Green is known as a documentary director, but said she chose to make “The Assistant” a feature film to capture smaller human moments more so than a documentary could.

“I felt like it’s something that fiction can do because you can really hone in on gestures and looks and glances and just exactly how much something is hurting another human being,” Green said. “You don’t get those tiny moments [in a documentary].”

Through her collaboration with Julia Garner, who played Jane, Green said these small moments and Jane’s emotional state came to fruition.

“The script doesn’t have much detail about how she’s feeling,” Green said. “We spent a month in pre-production figuring out where she was at emotionally.”

The humanness of the film also came through in the soundtrack. The movie uses minimal music and relies upon many everyday sounds, which resonate in and outside any office environment, like the sound of coffee brewing, the copier, lights and buses outside.

Green said she made the choice to use these sounds to make the story feel like an authentic day.
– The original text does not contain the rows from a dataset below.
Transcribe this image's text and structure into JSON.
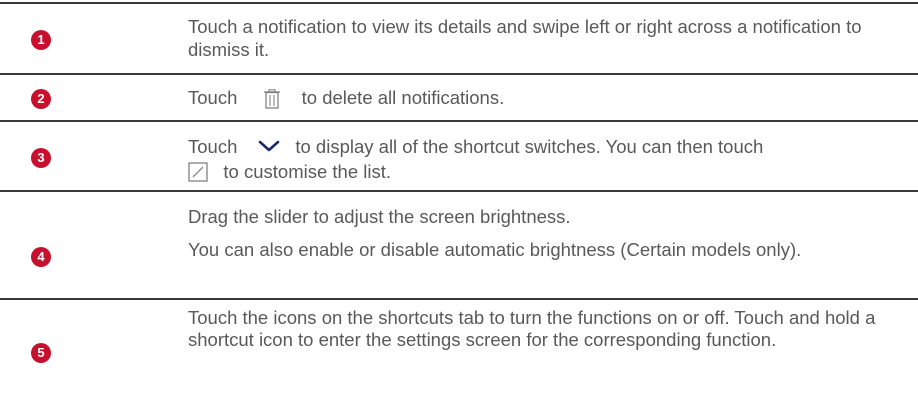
{
  "rows": [
    {
      "number": "1",
      "text": "Touch a notification to view its details and swipe left or right across a notification to dismiss it."
    },
    {
      "number": "2",
      "text_before": "Touch",
      "icon": "trash-icon",
      "text_after": "to delete all notifications."
    },
    {
      "number": "3",
      "text_before": "Touch",
      "icon": "chevron-down-icon",
      "text_middle": "to display all of the shortcut switches. You can then touch",
      "icon2": "edit-icon",
      "text_after": "to customise the list."
    },
    {
      "number": "4",
      "paragraph_1": "Drag the slider to adjust the screen brightness.",
      "paragraph_2": "You can also enable or disable automatic brightness  (Certain models only)."
    },
    {
      "number": "5",
      "text": "Touch the icons on the shortcuts tab to turn the functions on or off. Touch and hold a shortcut icon to enter the settings screen for the corresponding function."
    }
  ],
  "colors": {
    "badge": "#c8102e",
    "text": "#595959",
    "divider": "#3a3a3a"
  }
}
“I really wanted the audience to be in her shoes,” Green said. “And in that sense, I didn’t want to fill it with music because that would have almost felt false somehow.”

Green said she hopes “The Assistant” will help bring about “actionable change,” such as in her partnership with groups like the New York Women’s Foundation, which provides community allies to bring about action against abuse of power, according to its website.

“By partnering with them,” Green said, “it’s like we can move into that next step of actually seeing change.”

Green said she hopes audiences realize the issues explored in “The Assistant” are deeper than a few individuals and require serious work to fix.

“We need to rip the whole system apart,” Green said. “We got a lot to do, a lot of work to do.”